For those of you came in late; I went to (another) meeting that was going nowhere slowly because of unacknowledged needs, and I wrote my usual supercilious and hand-wringing style post on “infantile disorders and the ethics of back-seat facilitation.” I asked for feedback, and got some brilliant stuff (this blog has a small but very very clever bunch of regular commenters).
And, via my personal email account, I just got this, from someone who is staggeringly intelligent and so approachable. I only wish we lived closer, so I could bask in her wisdom more.
The questions are possibly, ‘how do you tell whether the facilitator would welcome some help?’ ‘how do do you tell whether the group as a whole would welcome your help’ and ‘in what circumstances would you pitch in regardless?’
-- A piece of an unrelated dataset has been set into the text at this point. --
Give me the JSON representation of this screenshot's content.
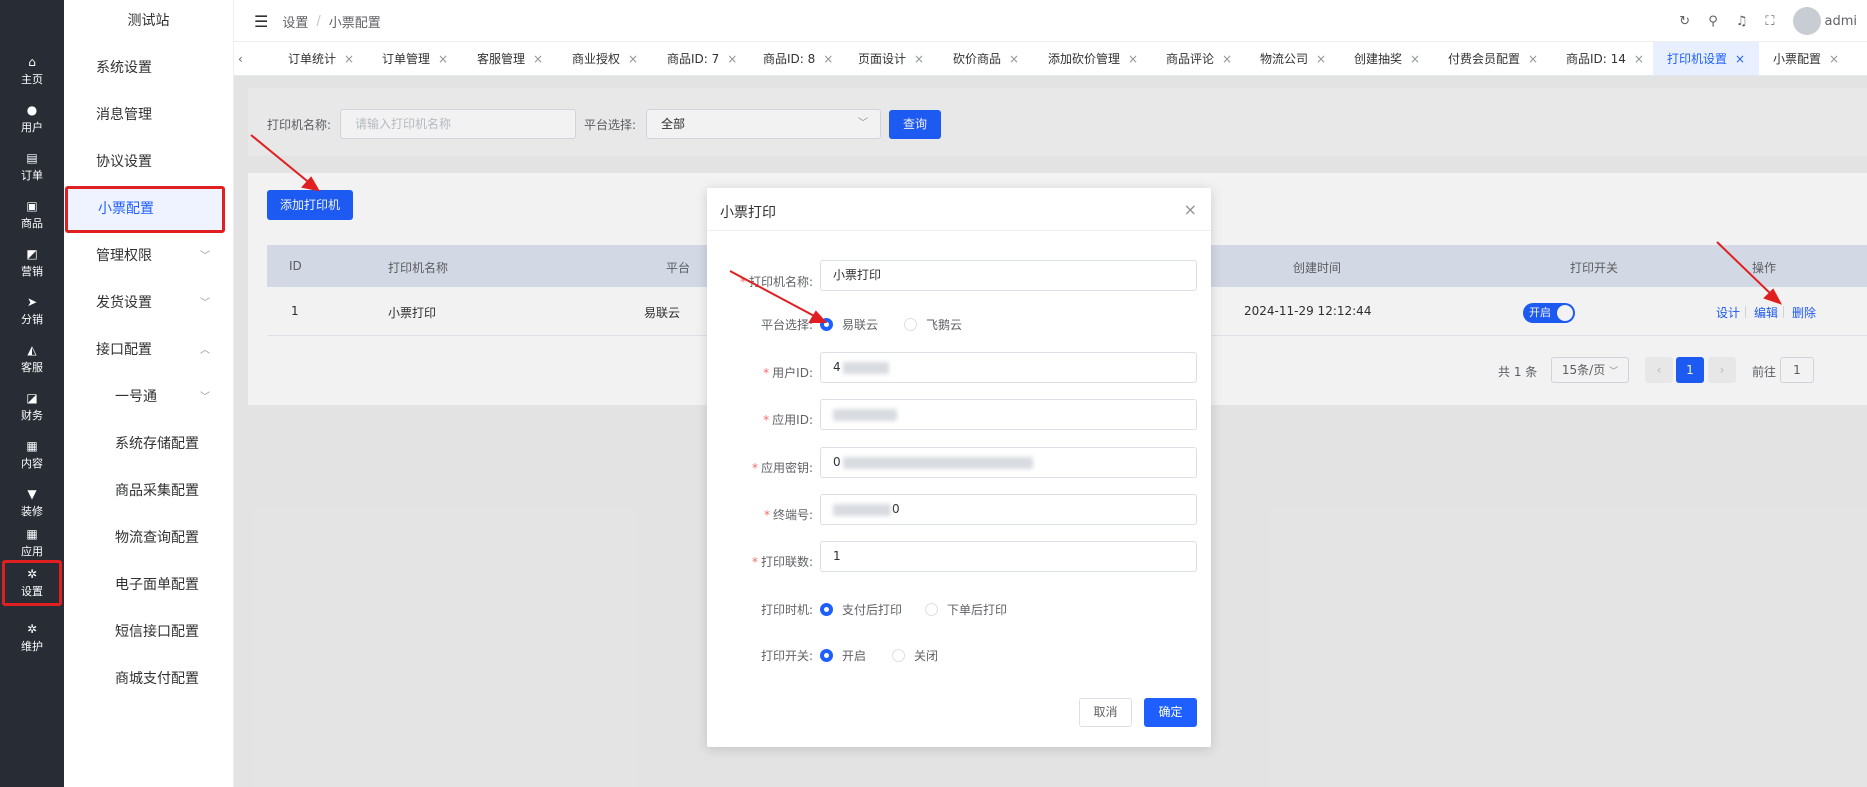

Sometimes a group has an unconscious ‘agreement’ not to succeed and there is an unconscious collusion between a poor facilitator and a passive/argumentative/disruptive group that makes sure that no business gets done. Usually this is because the task is impossible/difficult/wearying or the group do not have the capacity to achieve it, or the task makes everyone so anxious they cannot speak about it etc etc. Intervening into this will bring the group’s collective anger raining down on your head as you become an alternative scapegoat or you will find yourself politely blocked and ignored. On the other hand, you may have a group that is struggling with a lack of experience, a few disruptive folk or another basically surmountable problem. Provided the facilitator doesn’t take offence and you offer help tactfully, then there is a good chance that ‘back-seat-facilitation’ will work and the group as a whole will learn from experience.So my question would be – what was going on in the group’s that could accept your back-seat facilitation that was different from the one that you walked from?